The University of Illinois just landed in the cancer research big leagues after the Cancer Center at Illinois secured a coveted National Cancer Institute designation this week. The nod puts Urbana–Champaign in an elite group, recognizing the center’s lab-focused work where engineering and oncology collide and opening the door for more of its homegrown discoveries to move into tests and trials. Campus leaders are calling it a milestone moment for research firepower in Illinois.

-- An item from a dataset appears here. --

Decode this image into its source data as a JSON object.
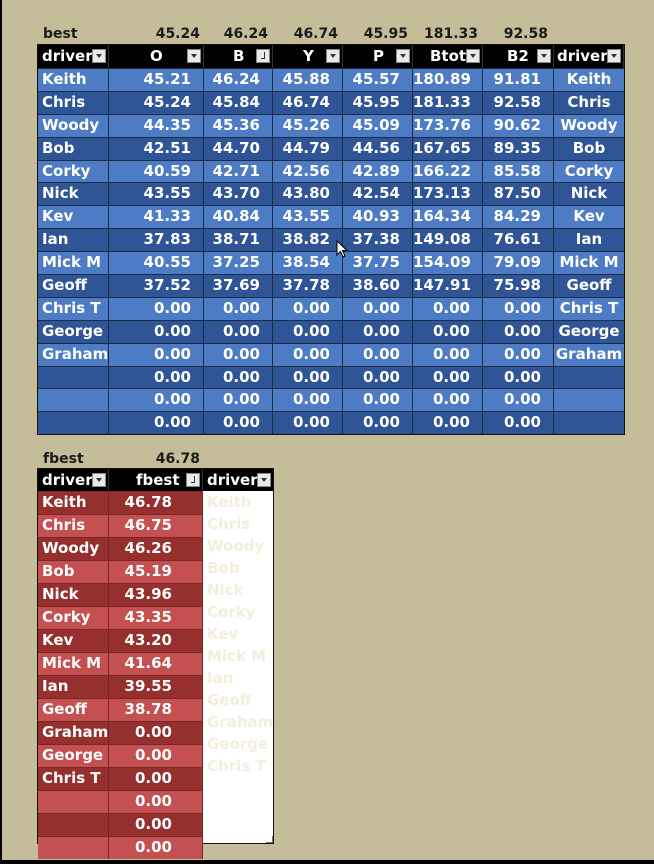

According to the National Cancer Institute, the Cancer Center at Illinois was added to the NCI directory in 2026 as a Basic Laboratory Cancer Center, making it just the eighth lab-focused center in the country. The NCI listing names Rohit Bhargava as director and shows its most recent update in mid April 2026.
Where Engineering Meets Oncology
The Cancer Center at Illinois is built around a cancer-engineering strategy that pairs bioengineering, imaging and data-science teams to create new diagnostics and measurement tools. As outlined by the University of Illinois Cancer Center, those cross-disciplinary programs helped the center assemble the scientific depth and collaborative muscle the NCI looks for when it confers designation.
The NCI recognition also makes the center eligible to compete for infrastructure funding that supports shared resources, pilot studies and outreach work. The Cancer Center Support Grant (P30) is the federal infrastructure mechanism tied to NCI designation and helps pay for the labs, core facilities and trial coordination that move discoveries toward clinical tests, according to the NCI Public Affairs & Marketing Network.
Why The Designation Is A Big Deal
NCI classifies institutions as Basic Laboratory, Clinical or Comprehensive cancer centers, and the Basic Laboratory category is rare because it highlights places that focus on fundamental discovery rather than running sprawling clinical networks. The NCI directory lists only a small group of basic labs nationwide, which helps explain why university officials are treating the news as a serious step up the ladder.
For patients and regional hospitals, the practical payoff can include a steadier stream of federally supported research, stronger ties with other NCI centers and more capacity to turn lab breakthroughs into trials. University materials say CCIL will pursue translational partnerships with clinical centers and industry as it leans on the new designation to widen its reach across Illinois.
Crain’s Chicago Business first reported the development and has added local context. Crain’s Chicago Business noted that university leaders and researchers are already lining up next steps to scale pilot projects and clinical collaborations.